Vigabatrin acts by inhibiting GABA-T irreversibly, thereby increasing the amount of GABA available. Early studies showed a significant GABA increase, beginning within 2 hours79,80 and verified by others.81,82 Increased CSF and MR spectroscopy–measured GABA by vigabatrin are associated with improved seizure control83; those with lower baseline levels and steeper increases appear to respond better clinically.84
Topiramate is an AED with an imprecise mechanism of action that is thought to enhance GABAA activity. Topiramate can increase MR spectroscopy−detected GABA by 72% or 0.9 mmol/L in as little as 3–4 hours as well as its precursor, glutamine.85⇓⇓–88
Lamotrigine, of the newer generation of AEDs, has proved very useful in other conditions such as bipolar disorder. Despite its efficacy in seizure prevention,89 MR spectroscopy showed no GABA effect for lamotrigine acutely but revealed significant GABA increases of one-quarter at 1 month.90
Gabapentin is, instead, thought to act via voltage-gated calcium channels. MR spectroscopy illustrates the GABAergic activity of gabapentin, with acute and chronic elevations in GABA90 and a median concentration increase of 1.3 mmol/L within the occipital cortex within 1 hour of administration.91 Levetiracetam is another AED with a tenuous mechanism of action that is thought to bind synaptic vesicles. In patients with epilepsy who responded to levetiracetam, GABA/Cr increased; this change suggests a GABAergic component that facilitates seizure prevention.5
Antidepressants
SSRIs have become the mainstay of the management of mood disorders and related conditions.

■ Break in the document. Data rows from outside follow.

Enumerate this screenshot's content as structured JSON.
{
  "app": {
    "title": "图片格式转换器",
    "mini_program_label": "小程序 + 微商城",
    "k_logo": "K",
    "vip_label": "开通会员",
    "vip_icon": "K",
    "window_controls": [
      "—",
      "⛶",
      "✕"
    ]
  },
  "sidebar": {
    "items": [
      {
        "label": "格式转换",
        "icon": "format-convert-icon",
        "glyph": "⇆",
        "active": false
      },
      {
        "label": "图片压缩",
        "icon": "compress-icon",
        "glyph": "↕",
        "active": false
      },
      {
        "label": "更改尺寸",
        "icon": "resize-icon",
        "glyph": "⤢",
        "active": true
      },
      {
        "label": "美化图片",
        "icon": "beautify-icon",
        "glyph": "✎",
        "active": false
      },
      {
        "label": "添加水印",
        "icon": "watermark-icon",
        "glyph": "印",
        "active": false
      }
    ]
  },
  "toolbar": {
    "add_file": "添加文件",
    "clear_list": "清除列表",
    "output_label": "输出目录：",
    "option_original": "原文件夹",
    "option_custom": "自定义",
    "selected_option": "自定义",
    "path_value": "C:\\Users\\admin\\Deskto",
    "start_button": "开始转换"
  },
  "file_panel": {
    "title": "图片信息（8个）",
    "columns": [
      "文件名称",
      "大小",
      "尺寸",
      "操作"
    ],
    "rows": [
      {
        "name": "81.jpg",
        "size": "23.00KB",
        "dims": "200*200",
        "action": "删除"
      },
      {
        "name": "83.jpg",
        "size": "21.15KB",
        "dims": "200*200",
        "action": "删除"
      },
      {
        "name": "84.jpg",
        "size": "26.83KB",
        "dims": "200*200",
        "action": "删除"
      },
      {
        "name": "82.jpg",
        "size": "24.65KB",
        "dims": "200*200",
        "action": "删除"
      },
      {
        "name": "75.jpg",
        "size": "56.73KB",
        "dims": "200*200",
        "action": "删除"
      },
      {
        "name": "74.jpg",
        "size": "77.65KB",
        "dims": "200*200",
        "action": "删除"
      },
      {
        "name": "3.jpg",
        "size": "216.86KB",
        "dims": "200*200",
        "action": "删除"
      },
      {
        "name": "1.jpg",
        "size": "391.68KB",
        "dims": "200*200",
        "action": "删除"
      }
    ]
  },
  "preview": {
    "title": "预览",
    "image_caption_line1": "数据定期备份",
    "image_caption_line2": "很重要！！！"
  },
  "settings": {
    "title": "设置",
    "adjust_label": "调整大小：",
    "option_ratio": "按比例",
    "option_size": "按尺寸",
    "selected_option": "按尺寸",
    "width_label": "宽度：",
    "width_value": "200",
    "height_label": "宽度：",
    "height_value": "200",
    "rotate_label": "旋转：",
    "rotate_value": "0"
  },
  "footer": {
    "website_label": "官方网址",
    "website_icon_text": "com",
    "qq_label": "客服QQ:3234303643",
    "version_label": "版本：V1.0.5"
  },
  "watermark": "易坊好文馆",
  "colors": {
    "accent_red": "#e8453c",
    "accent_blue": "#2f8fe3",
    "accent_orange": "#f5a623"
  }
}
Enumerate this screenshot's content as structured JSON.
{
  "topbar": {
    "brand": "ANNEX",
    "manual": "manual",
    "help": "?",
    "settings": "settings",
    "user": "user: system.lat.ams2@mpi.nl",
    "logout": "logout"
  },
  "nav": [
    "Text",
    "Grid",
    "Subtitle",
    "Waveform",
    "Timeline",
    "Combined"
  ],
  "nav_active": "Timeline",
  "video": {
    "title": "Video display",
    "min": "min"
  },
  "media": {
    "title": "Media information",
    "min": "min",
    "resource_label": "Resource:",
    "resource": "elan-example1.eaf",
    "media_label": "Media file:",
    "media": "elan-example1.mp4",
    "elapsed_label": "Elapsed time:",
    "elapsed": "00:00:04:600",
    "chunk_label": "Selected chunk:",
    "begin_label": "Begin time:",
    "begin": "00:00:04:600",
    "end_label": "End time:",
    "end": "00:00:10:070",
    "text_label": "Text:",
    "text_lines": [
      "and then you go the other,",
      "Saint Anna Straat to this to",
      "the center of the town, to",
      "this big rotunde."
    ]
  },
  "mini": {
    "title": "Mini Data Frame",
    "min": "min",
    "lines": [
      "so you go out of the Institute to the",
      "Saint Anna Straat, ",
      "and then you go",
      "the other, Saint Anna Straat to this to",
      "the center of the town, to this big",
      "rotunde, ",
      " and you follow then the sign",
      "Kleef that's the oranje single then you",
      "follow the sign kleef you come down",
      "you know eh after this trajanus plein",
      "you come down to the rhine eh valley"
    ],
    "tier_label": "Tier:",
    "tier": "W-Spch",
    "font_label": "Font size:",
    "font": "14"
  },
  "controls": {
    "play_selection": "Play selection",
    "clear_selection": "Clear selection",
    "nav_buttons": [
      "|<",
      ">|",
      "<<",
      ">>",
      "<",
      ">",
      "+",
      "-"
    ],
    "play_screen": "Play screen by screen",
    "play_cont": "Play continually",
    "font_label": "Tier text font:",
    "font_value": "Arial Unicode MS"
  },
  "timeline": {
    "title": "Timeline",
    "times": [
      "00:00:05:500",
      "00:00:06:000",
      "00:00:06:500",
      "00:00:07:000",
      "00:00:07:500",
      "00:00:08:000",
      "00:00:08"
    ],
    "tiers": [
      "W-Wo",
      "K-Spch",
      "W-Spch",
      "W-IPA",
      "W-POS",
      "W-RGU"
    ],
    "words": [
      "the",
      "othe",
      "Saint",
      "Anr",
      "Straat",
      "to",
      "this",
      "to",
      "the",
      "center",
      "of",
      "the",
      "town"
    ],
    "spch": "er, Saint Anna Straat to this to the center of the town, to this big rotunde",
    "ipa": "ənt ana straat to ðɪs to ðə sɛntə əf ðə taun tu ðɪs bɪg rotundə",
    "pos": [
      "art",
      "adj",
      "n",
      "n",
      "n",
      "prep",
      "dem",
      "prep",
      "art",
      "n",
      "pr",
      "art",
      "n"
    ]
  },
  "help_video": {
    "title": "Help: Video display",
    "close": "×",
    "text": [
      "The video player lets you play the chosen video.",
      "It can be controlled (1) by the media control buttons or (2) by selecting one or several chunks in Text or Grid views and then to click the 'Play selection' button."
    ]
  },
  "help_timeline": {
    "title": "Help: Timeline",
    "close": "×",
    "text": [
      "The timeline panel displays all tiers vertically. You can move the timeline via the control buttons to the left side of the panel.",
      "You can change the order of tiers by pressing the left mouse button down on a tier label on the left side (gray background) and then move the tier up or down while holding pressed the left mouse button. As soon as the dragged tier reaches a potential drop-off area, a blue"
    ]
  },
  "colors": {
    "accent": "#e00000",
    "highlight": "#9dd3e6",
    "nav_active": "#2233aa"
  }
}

Given the reduction in GABA seen in depressed patients and the clinical efficacy of SSRIs, it is unsurprising that recent studies suggest that SSRIs increase GABA. A pilot study of several SSRIs showed significantly increased occipital cortex GABA (34%) after an average of 2 months of treatment.92 Citalopram administration yields a 35% relative increase in GABA in the occipital cortex of healthy volunteers, confirming these findings and suggesting a pro-GABAergic effect of SSRIs.93
Nonpharmacologic Therapy
Because other treatment options may have an effect on the brain chemistry of patients, it is important to systematically assess potential changes in GABA with alternative therapies. Yoga therapy for healthy volunteers yielded demonstrable increases in thalamic GABA on MR spectroscopy over a walking group,94 with a significant decrease in anxiety.94 On the other hand, GABA MR spectroscopy may not detect changes with some therapies: Cognitive behavioral therapy was of no benefit in increasing GABA levels in individuals with depression in 1 study.95
Future Directions
MR spectroscopy has already made demonstrable advances in the noninvasive detection of differences in GABA concentrations in a variety of conditions from autism to epilepsy to stiff-person syndrome. In addition, MR spectroscopy informs clinicians of the effects of medications on the chemical composition of the brain. The future of MR spectroscopy looks promising with the advent of advanced techniques that can better isolate individual compounds. Many limitations still exist, however: MR spectroscopy studies are lengthy and uncomfortable for patients, and MR spectroscopy of GABA requires a high degree of technical sophistication. Most pressingly, pervasive gaps in our understanding of neurochemical changes, particularly affecting GABA, persist. Another limitation in the field of MR spectroscopy results from the static approach to metabolic disruptions in the brain. With the use of other MR spectra such as carbon 13 MR spectroscopy, it is plausible that metabolite pool kinetics could be visualized, though several barriers to this approach invented in the 1990s still exist as discussed by others.96,97 Future examinations by using MR spectroscopy could take advantage of these novel techniques to examine disruptions of brain chemistry in disease conditions and analyze the effectiveness and action of pharmaceuticals.